Il y en a qui crient pour se faire entendre. Lui, ce serait plutôt l'inverse. Pour captiver son auditoire, Shimon Peres baisse la voix, regarde avec ses grands yeux écarquillés, comme un boa qui subjuguerait sa proie avant de l'avaler. A 81 ans, le président (ad interim, seulement ad interim) du Parti travailliste a déjà tout vécu: ministre de la guerre et de la paix, Prix Nobel, chef de la majorité et de l'opposition, personnage connu dans le monde entier, trouvant partout portes ouvertes, souvent admiré, de plus en plus souvent raillé, aussi.

Mais Shimon Peres en redemande. Ces jours, il est sur toutes les télévisions, dans toutes les émissions de radio. C'est qu'entre ses mains, il semble tenir une fois de plus le destin de toute la région. Peres n'a jamais remporté la moindre élection devant le peuple. Mais comme nul autre, avec son attitude figée par l'âge et par l'excès de fond de teint, il parvient à se maintenir parfaitement au centre de cet embrouillamini que constitue la politique israélienne. Il frappe là où on ne l'attend pas. Il ne fait jamais de quartier.
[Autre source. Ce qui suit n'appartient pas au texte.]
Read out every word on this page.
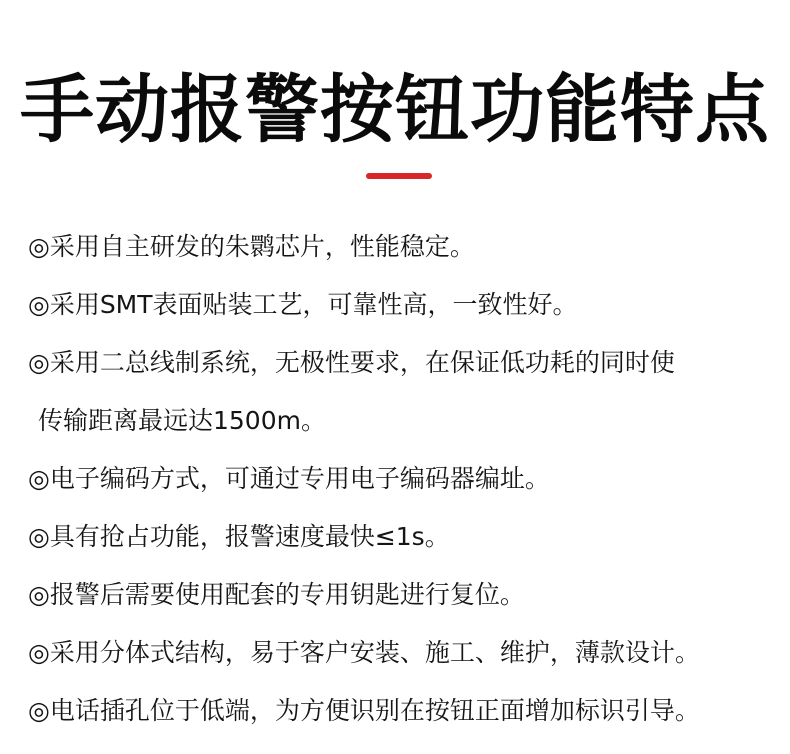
手动报警按钮功能特点
◎采用自主研发的朱鹮芯片，性能稳定。
◎采用SMT表面贴装工艺，可靠性高，一致性好。
◎采用二总线制系统，无极性要求，在保证低功耗的同时使
传输距离最远达1500m。
◎电子编码方式，可通过专用电子编码器编址。
◎具有抢占功能，报警速度最快≤1s。
◎报警后需要使用配套的专用钥匙进行复位。
◎采用分体式结构，易于客户安装、施工、维护，薄款设计。
◎电话插孔位于低端，为方便识别在按钮正面增加标识引导。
Voilà des mois que Shimon Peres a pris sa décision: intégrer le gouvernement dirigé par son vieux complice Ariel Sharon. Mais exigeant, in fine, de devenir vice-premier ministre (alors que la place est déjà prise par un proche de Sharon), Peres a forcé le parlement à entreprendre un changement de la loi fondamentale israélienne. La question pourrait prendre des semaines.

«Surplus de démocratie»

La vie politique israélienne, Shimon Peres la connaît comme personne. Au cours de la conférence de Herzliya, qui réunissait la semaine dernière tous les décideurs du pays, il se montrait implacable sur ses travers: «Il y a un grand fossé entre le manque de démocratie au sein de l'Autorité palestinienne et le surplus de démocratie qui existe au sein du système israélien.» Douze partis se partagent le gâteau parlementaire, détaillait-il. Et encore, chacun d'eux est divisé en de multiples courants, miné par les rivalités personnelles. «Chaque fois, il faut recomposer de nouvelles coalitions, refaire de nouvelles promesses, perdre un temps précieux dans les querelles internes. Nous devons décider à quoi nous allons passer l'année 2005. A organiser de nouvelles élections, ou à entreprendre le retrait de la bande de Gaza?»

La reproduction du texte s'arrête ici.